Clearing her voice, Kimberly is about to speak before she gets cut off by Leah.
“I’m glad you weren’t shy earlier today, or else I still would’ve been with that sorry excuse of a boyfriend.” Leah says.
Kimberly’s face curls up as she listens to her mom talk badly about her father.
“So are you two done?” Ivory interjects, uncrossing her arms.
“I’m not one to put my business out there with strangers, but yes. He and I are done.”
Ivory and Kimberly feel their jaws hit the ground.
“Forgive me if I’m overstepping, but maybe give him another chance?” Kimberly says before quieting down.
“Does she think she’s a relationship therapist?” One of Leah’s friend’s questions. Leah walks past Ivory and Kimberly, who are on the verge of freaking out. This may be their only shot of speaking to Leah.

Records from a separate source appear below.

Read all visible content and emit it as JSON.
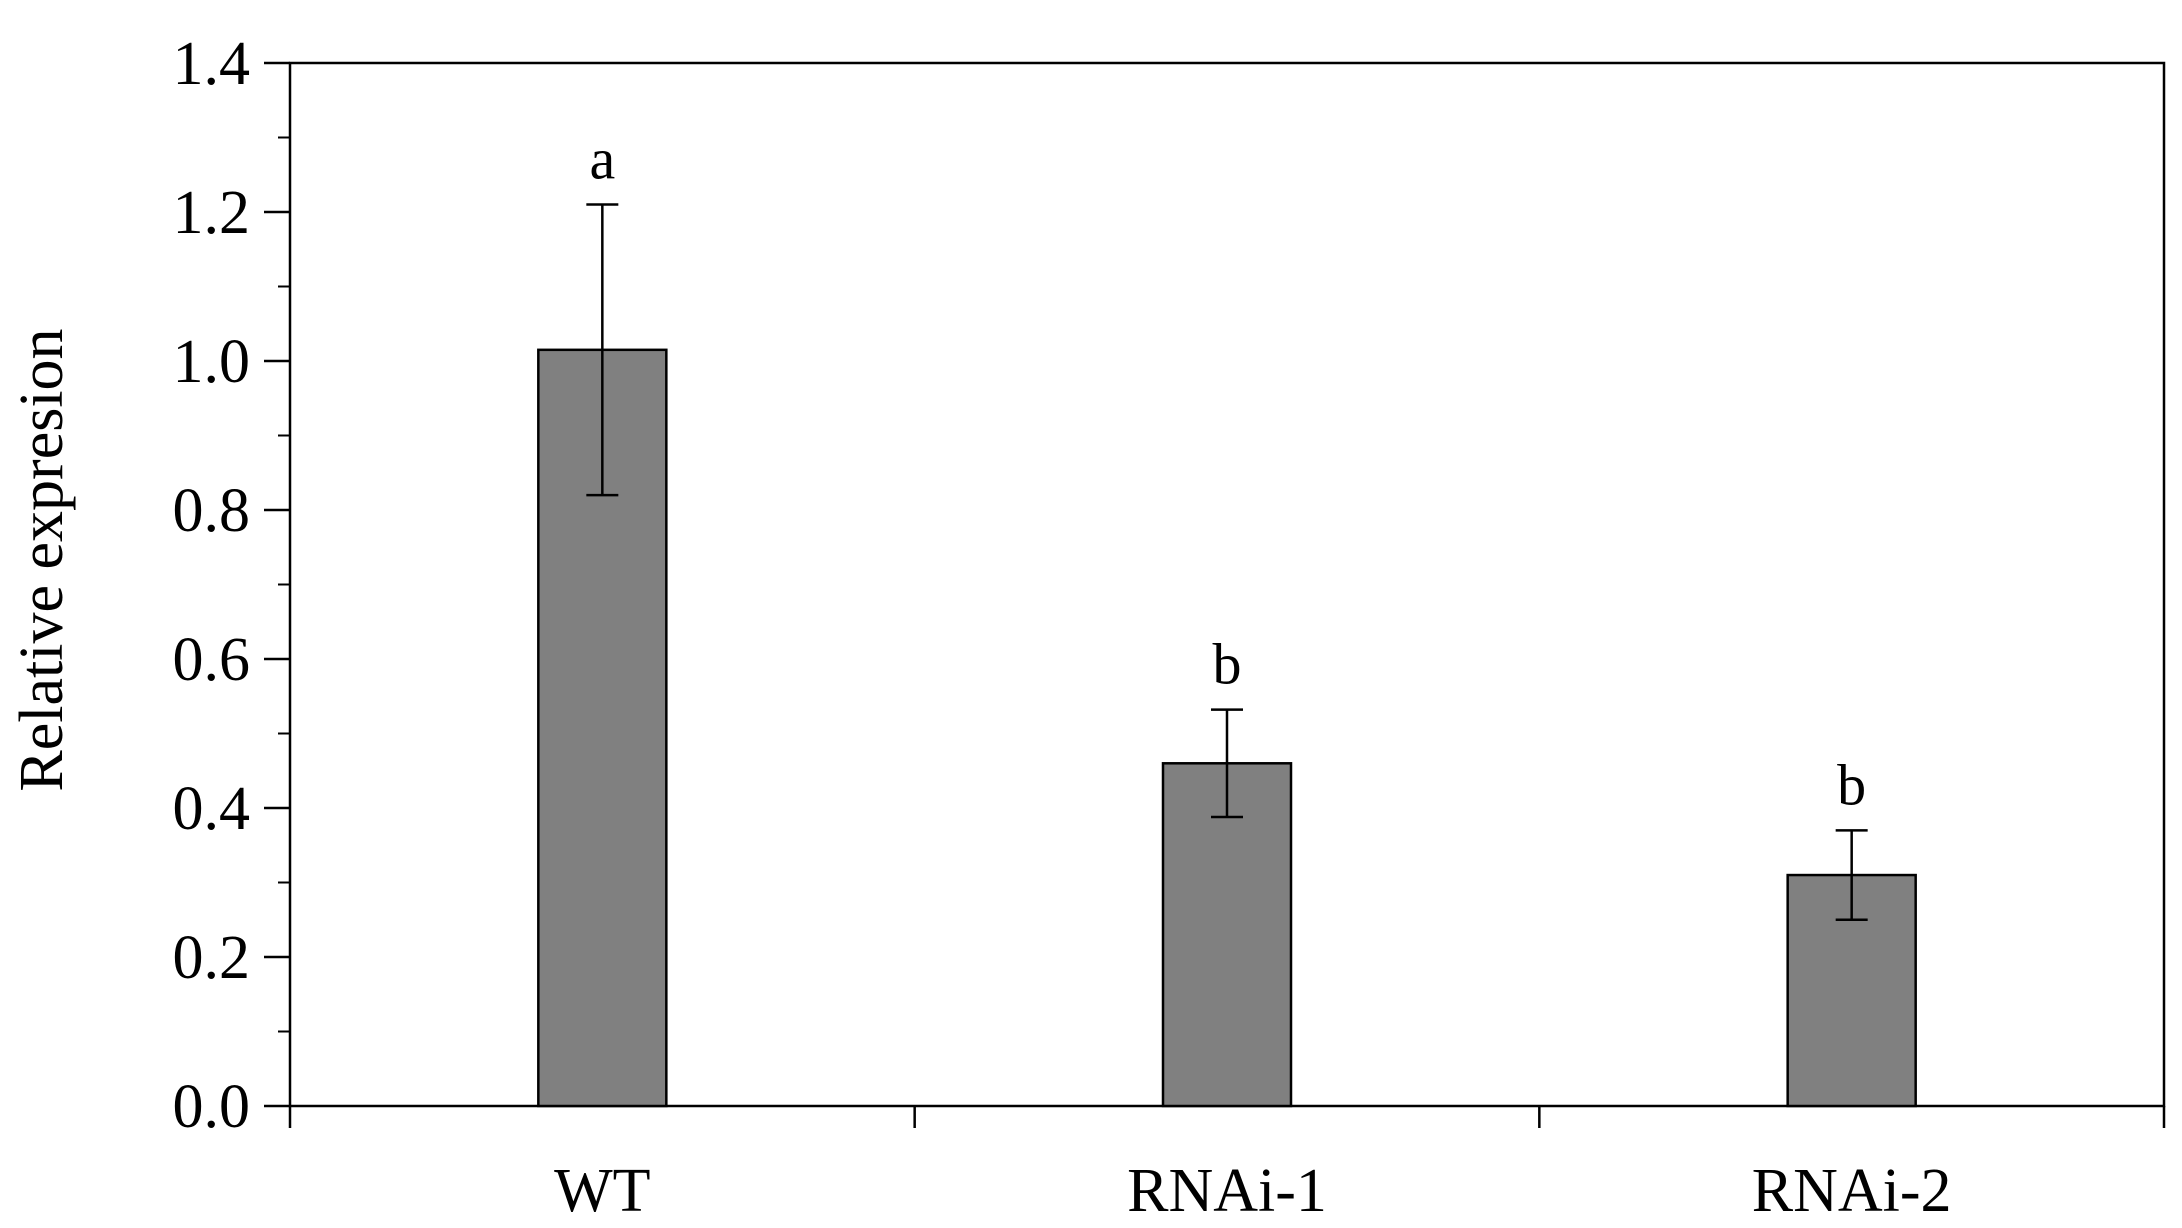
{
  "chart_data": {
    "type": "bar",
    "categories": [
      "WT",
      "RNAi-1",
      "RNAi-2"
    ],
    "values": [
      1.015,
      0.46,
      0.31
    ],
    "errors": [
      0.195,
      0.072,
      0.06
    ],
    "significance": [
      "a",
      "b",
      "b"
    ],
    "ylabel": "Relative expresion",
    "xlabel": "",
    "title": "",
    "ylim": [
      0.0,
      1.4
    ],
    "yticks": [
      "0.0",
      "0.2",
      "0.4",
      "0.6",
      "0.8",
      "1.0",
      "1.2",
      "1.4"
    ],
    "grid": false,
    "legend": "none",
    "colors": {
      "bar_fill": "#808080",
      "bar_stroke": "#000000",
      "axis": "#000000",
      "text": "#000000"
    }
  }
}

“Just think about it, I mean I don’t know you and you surely don’t know me but-” a hand appears in front of Kimberly’s face, preventing her from talking.
“Listen, you two seem like sweet girls, and I appreciate your little advice. But I’m not listening to a stranger twice today. Now we’re going to walk away from each other and enjoy our night, alright?”
Eyeing Kimberly, Ivory notices her silence. “WAIT!” Ivory shouts out, but Leah and her girlfriends are already walking up the block heading to whatever they did back then.
“Who knew my mom could be so cruel?” Kimberly rubs at her chest, feeling the burn there. Ivory brushes past her.
“I see where you get it from now,” Ivory mumbles. Kimberly catches up to Ivory. “What does that mean?”
Ivory shakes her head, “Nothing, let’s head back to the motel. We have a long day tomorrow.”
“Ivory!” Kimberly shouts, stopping in her tracks. Ivory turns to Kimberly.
“What now?” Kimberly moves her focus to what was once her hand. “My hand’s gone.”